The game starts you on a monorail where a pleasant voice on the PA system tells you things like the time and temperature. There’s a joke about radiation as you ride past some spilled radioactive material. When you arrive, your co-workers greet you as Gordon Freeman. You suit up and go to the test chamber, as part of the day’s assignment. As already mentioned, it backfires and introduces a host of aliens to the Black Mesa Research Laboratory where you work.

From here it’s a lot of running and gunning. Head crabs are probably the easiest aliens to take care of, with a couple of shots from the pistol. Then the aliens that cling to the ceiling can be neutralized with a shotgun shot. Otherwise, they hang a long tongue down that grabs you as you walk by. The beginning isn’t all that difficult, but it gets progressively more difficult from the middle of the game to the end. You amass a collection of guns, but unlike GoldenEye 007, which was contemporary for the time, it’s not about finding an array of cool guns, like the “Phantom” or the “Golden Gun”. In Half-Life, the shotgun is the shotgun. The assault rifle is the assault rifle.

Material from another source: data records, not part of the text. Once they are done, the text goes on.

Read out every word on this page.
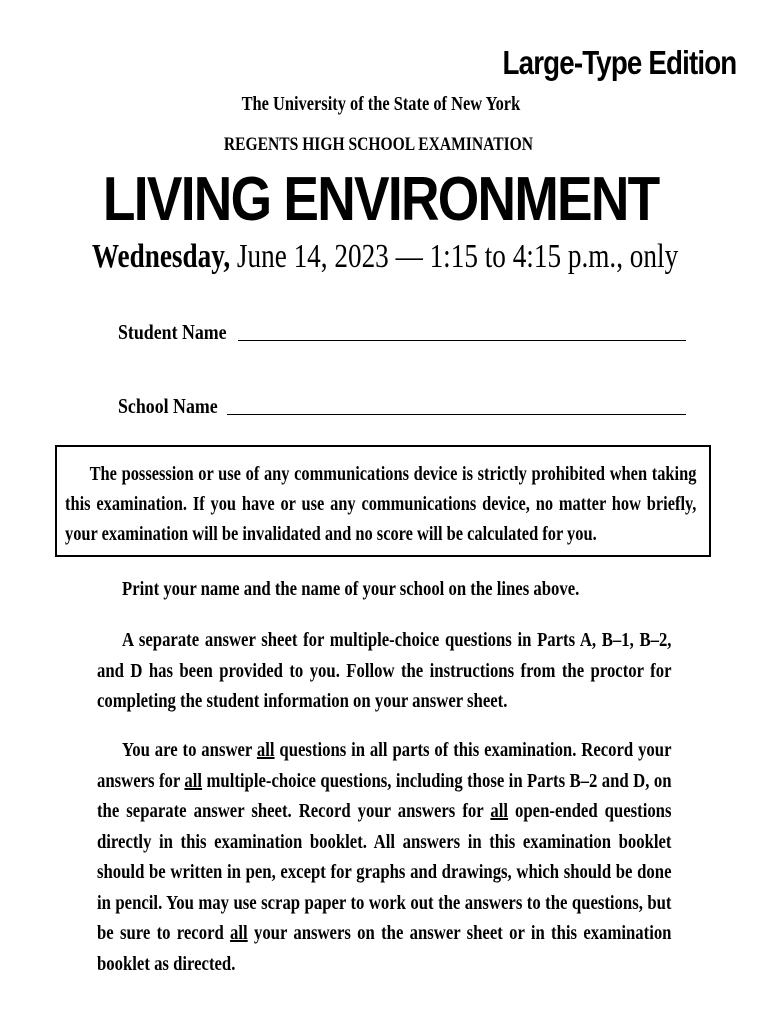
Large-Type Edition
The University of the State of New York
REGENTS HIGH SCHOOL EXAMINATION
LIVING ENVIRONMENT
Wednesday, June 14, 2023 — 1:15 to 4:15 p.m., only
Student Name
School Name
The possession or use of any communications device is strictly prohibited when taking this examination. If you have or use any communications device, no matter how briefly, your examination will be invalidated and no score will be calculated for you.
Print your name and the name of your school on the lines above.
A separate answer sheet for multiple-choice questions in Parts A, B–1, B–2, and D has been provided to you. Follow the instructions from the proctor for completing the student information on your answer sheet.
You are to answer all questions in all parts of this examination. Record your answers for all multiple-choice questions, including those in Parts B–2 and D, on the separate answer sheet. Record your answers for all open-ended questions directly in this examination booklet. All answers in this examination booklet should be written in pen, except for graphs and drawings, which should be done in pencil. You may use scrap paper to work out the answers to the questions, but be sure to record all your answers on the answer sheet or in this examination booklet as directed.
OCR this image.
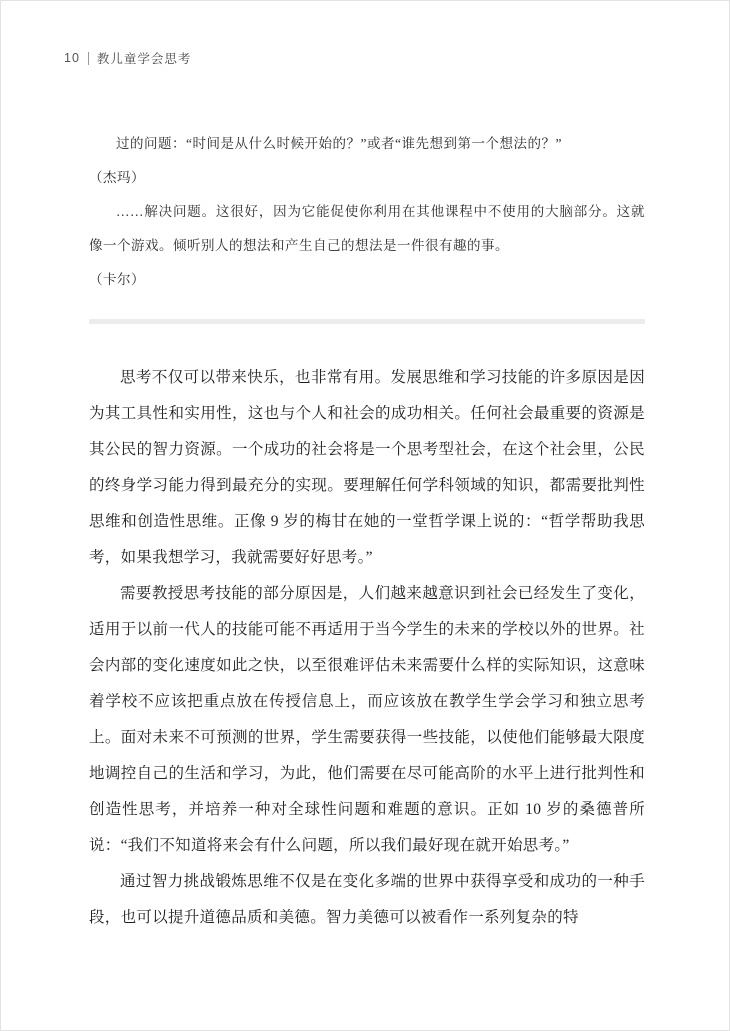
10 教儿童学会思考

过的问题：“时间是从什么时候开始的？”或者“谁先想到第一个想法的？”

（杰玛）

……解决问题。这很好，因为它能促使你利用在其他课程中不使用的大脑部分。这就像一个游戏。倾听别人的想法和产生自己的想法是一件很有趣的事。

（卡尔）

思考不仅可以带来快乐，也非常有用。发展思维和学习技能的许多原因是因为其工具性和实用性，这也与个人和社会的成功相关。任何社会最重要的资源是其公民的智力资源。一个成功的社会将是一个思考型社会，在这个社会里，公民的终身学习能力得到最充分的实现。要理解任何学科领域的知识，都需要批判性思维和创造性思维。正像 9 岁的梅甘在她的一堂哲学课上说的：“哲学帮助我思考，如果我想学习，我就需要好好思考。”

需要教授思考技能的部分原因是，人们越来越意识到社会已经发生了变化，适用于以前一代人的技能可能不再适用于当今学生的未来的学校以外的世界。社会内部的变化速度如此之快，以至很难评估未来需要什么样的实际知识，这意味着学校不应该把重点放在传授信息上，而应该放在教学生学会学习和独立思考上。面对未来不可预测的世界，学生需要获得一些技能，以使他们能够最大限度地调控自己的生活和学习，为此，他们需要在尽可能高阶的水平上进行批判性和创造性思考，并培养一种对全球性问题和难题的意识。正如 10 岁的桑德普所说：“我们不知道将来会有什么问题，所以我们最好现在就开始思考。”

通过智力挑战锻炼思维不仅是在变化多端的世界中获得享受和成功的一种手段，也可以提升道德品质和美德。智力美德可以被看作一系列复杂的特
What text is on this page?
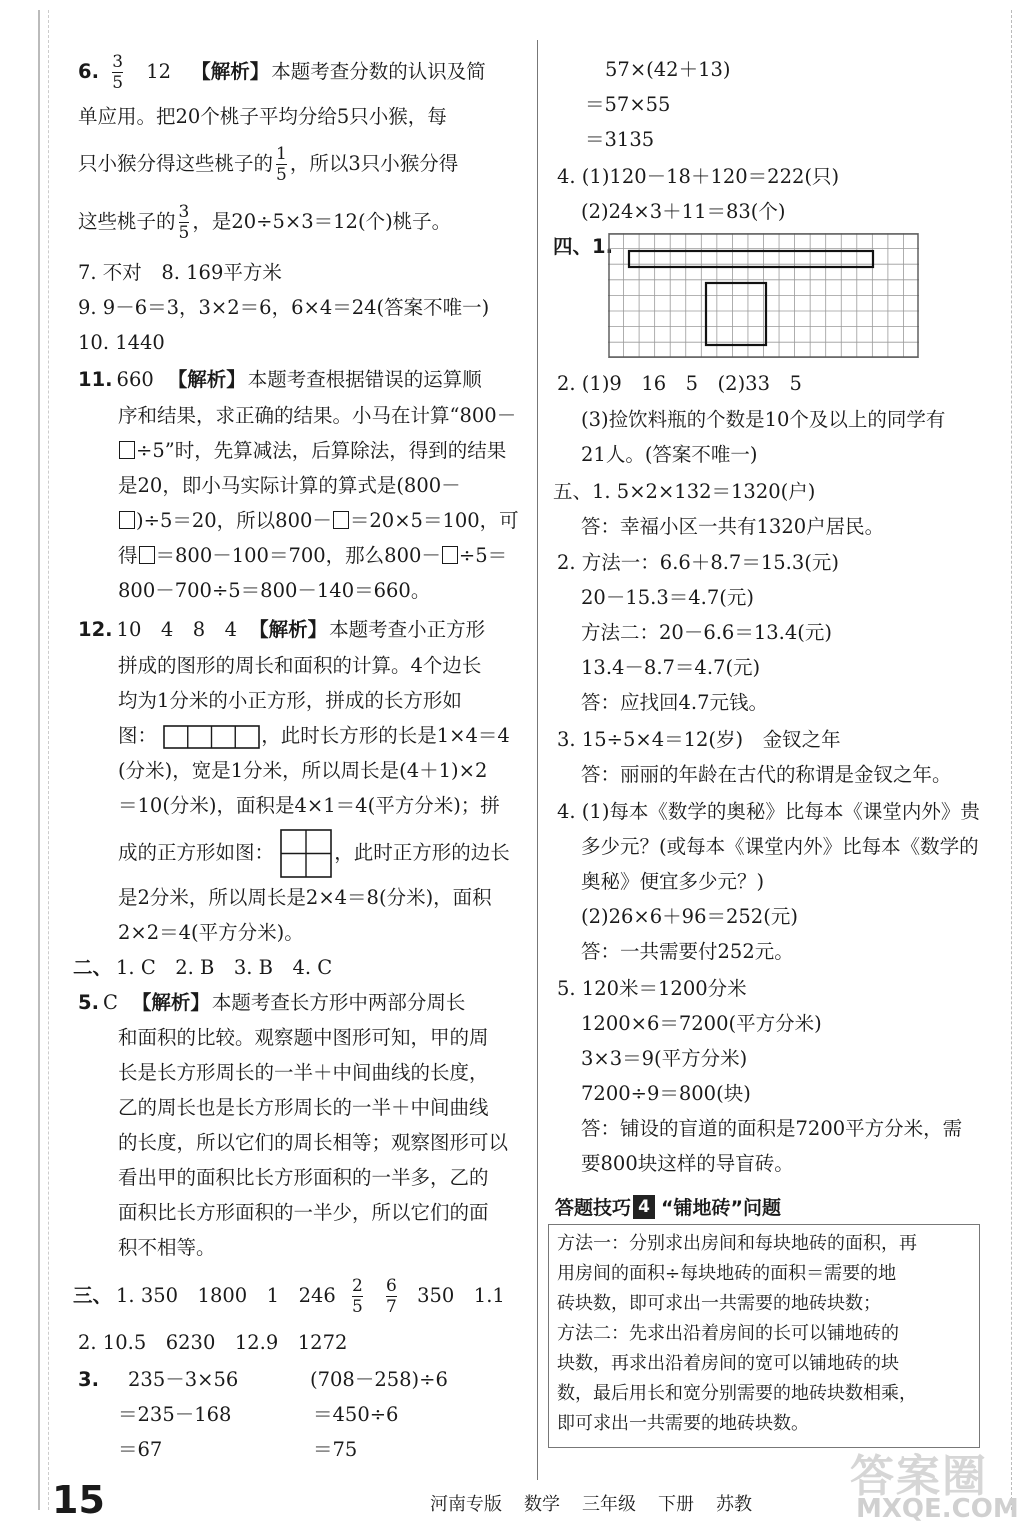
6. $\frac{3}{5} 12$ 【解析】 本题考查分数的认识及简
单应用。把20个桃子平均分给5只小猴，每
只小猴分得这些桃子的 $\frac{1}{5}$ ，所以3只小猴分得
这些桃子的 $\frac{3}{5}$ ，是20÷5×3＝12(个)桃子。
7. 不对　 8. 169平方米
9. 9－6＝3，3×2＝6，6×4＝24(答案不唯一)
10. 1440
11. 660 【解析】 本题考查根据错误的运算顺
序和结果，求正确的结果。小马在计算“800－
÷5”时，先算减法，后算除法，得到的结果
是20，即小马实际计算的算式是(800－
)÷5＝20，所以800－ ＝20×5＝100，可
得 ＝800－100＝700，那么800－ ÷5＝
800－700÷5＝800－140＝660。
12. 10　4　8　4 【解析】 本题考查小正方形
拼成的图形的周长和面积的计算。4个边长
均为1分米的小正方形，拼成的长方形如
图：	，此时长方形的长是1×4＝4
(分米)，宽是1分米，所以周长是(4＋1)×2
＝10(分米)，面积是4×1＝4(平方分米)；拼
成的正方形如图：	，此时正方形的边长
是2分米，所以周长是2×4＝8(分米)，面积
2×2＝4(平方分米)。
二、 1. C　2. B　3. B　4. C
5. C 【解析】 本题考查长方形中两部分周长
和面积的比较。观察题中图形可知，甲的周
长是长方形周长的一半＋中间曲线的长度，
乙的周长也是长方形周长的一半＋中间曲线
的长度，所以它们的周长相等；观察图形可以
看出甲的面积比长方形面积的一半多，乙的
面积比长方形面积的一半少，所以它们的面
积不相等。
三、 1. 350　1800　1　$246 \frac{2}{5}$
$\frac{6}{7} 350$　1.1
2. 10.5　6230　12.9　1272
3. 235－3×56
＝235－168
＝67
(708－258)÷6
＝450÷6
＝75
57×(42＋13)
＝57×55
＝3135
4. (1)120－18＋120＝222(只)
(2)24×3＋11＝83(个)
四、1.
2. (1)9　16　5　(2)33　5
(3)捡饮料瓶的个数是10个及以上的同学有
21人。(答案不唯一)
五、1. 5×2×132＝1320(户)
答：幸福小区一共有1320户居民。
2. 方法一：6.6＋8.7＝15.3(元)
20－15.3＝4.7(元)
方法二：20－6.6＝13.4(元)
13.4－8.7＝4.7(元)
答：应找回4.7元钱。
3. 15÷5×4＝12(岁)　金钗之年
答：丽丽的年龄在古代的称谓是金钗之年。
4. (1)每本《数学的奥秘》比每本《课堂内外》贵
多少元？(或每本《课堂内外》比每本《数学的
奥秘》便宜多少元？)
(2)26×6＋96＝252(元)
答：一共需要付252元。
5. 120米＝1200分米
1200×6＝7200(平方分米)
3×3＝9(平方分米)
7200÷9＝800(块)
答：铺设的盲道的面积是7200平方分米，需
要800块这样的导盲砖。
答题技巧 4 “铺地砖”问题
方法一：分别求出房间和每块地砖的面积，再
用房间的面积÷每块地砖的面积＝需要的地
砖块数，即可求出一共需要的地砖块数；
方法二：先求出沿着房间的长可以铺地砖的
块数，再求出沿着房间的宽可以铺地砖的块
数，最后用长和宽分别需要的地砖块数相乘，
即可求出一共需要的地砖块数。
15	河南专版 数学 三年级 下册 苏教
答案圈
MXQE.COM
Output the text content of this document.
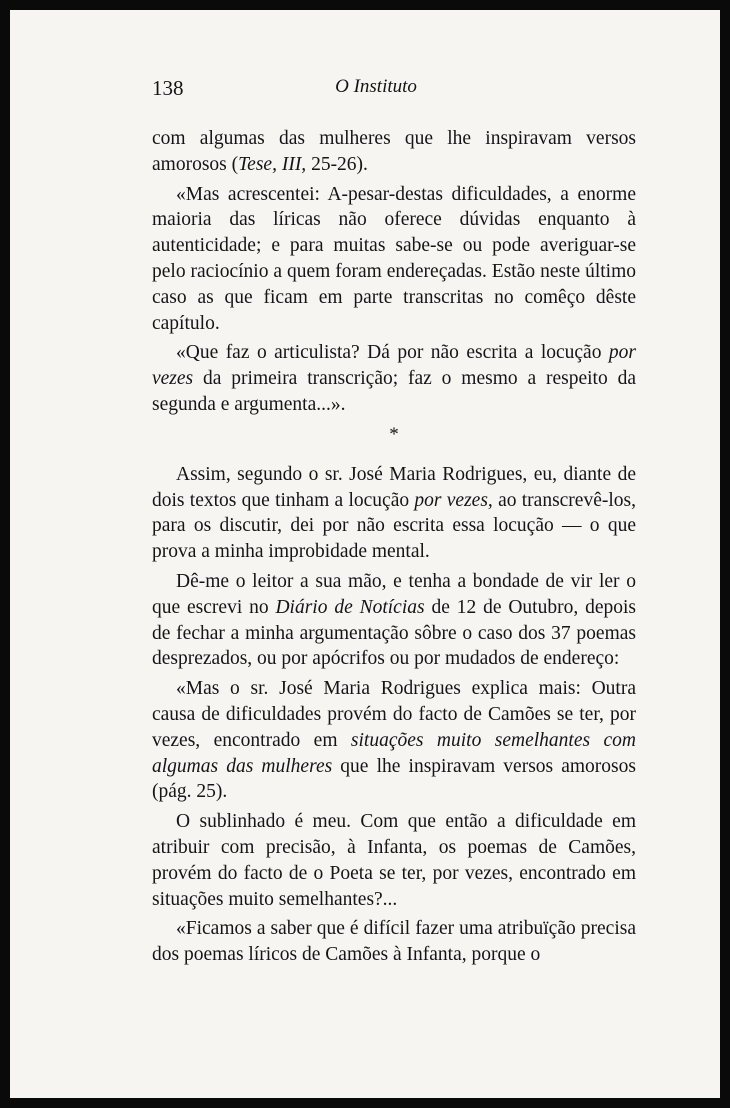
138	O Instituto

com algumas das mulheres que lhe inspiravam versos amorosos (Tese, III, 25-26).

«Mas acrescentei: A-pesar-destas dificuldades, a enorme maioria das líricas não oferece dúvidas enquanto à autenticidade; e para muitas sabe-se ou pode averiguar-se pelo raciocínio a quem foram endereçadas. Estão neste último caso as que ficam em parte transcritas no comêço dêste capítulo.

«Que faz o articulista? Dá por não escrita a locução por vezes da primeira transcrição; faz o mesmo a respeito da segunda e argumenta...».

*

Assim, segundo o sr. José Maria Rodrigues, eu, diante de dois textos que tinham a locução por vezes, ao transcrevê-los, para os discutir, dei por não escrita essa locução — o que prova a minha improbidade mental.

Dê-me o leitor a sua mão, e tenha a bondade de vir ler o que escrevi no Diário de Notícias de 12 de Outubro, depois de fechar a minha argumentação sôbre o caso dos 37 poemas desprezados, ou por apócrifos ou por mudados de endereço:

«Mas o sr. José Maria Rodrigues explica mais: Outra causa de dificuldades provém do facto de Camões se ter, por vezes, encontrado em situações muito semelhantes com algumas das mulheres que lhe inspiravam versos amorosos (pág. 25).

O sublinhado é meu. Com que então a dificuldade em atribuir com precisão, à Infanta, os poemas de Camões, provém do facto de o Poeta se ter, por vezes, encontrado em situações muito semelhantes?...

«Ficamos a saber que é difícil fazer uma atribuïção precisa dos poemas líricos de Camões à Infanta, porque o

To speak of the middle of Half-Life again, there is a lot of lever pulling, valve turning, and button pressing. In other words, there are a lot of puzzles. It’s never too difficult. If you get stuck, just check an FAQ. Valve Software does the Star Wars thing where you’re in a giant trash compactor and need to get out. You fight human beings in uniform at a certain point, and it’s never explained well why they are there. You can shoot their helicopter out of the sky which is pretty cool. These are the most difficult enemies, so don’t feel bad if it takes a couple of tries.

The PC’s graphical superiority is evident. You can be in a large room with enemies, and there is no slowdown. That’s something GoldenEye couldn’t pull off. There are also many mods for the first Half-Life. I’ve never really checked it out, but it’d be fun to try the more popular ones and make a day of it. The game ends clearly with a sequel in mind, and the package as a whole put Valve Software on the map. Half-Life 2 proved to be groundbreaking, but there were a couple expansions to the first game before that.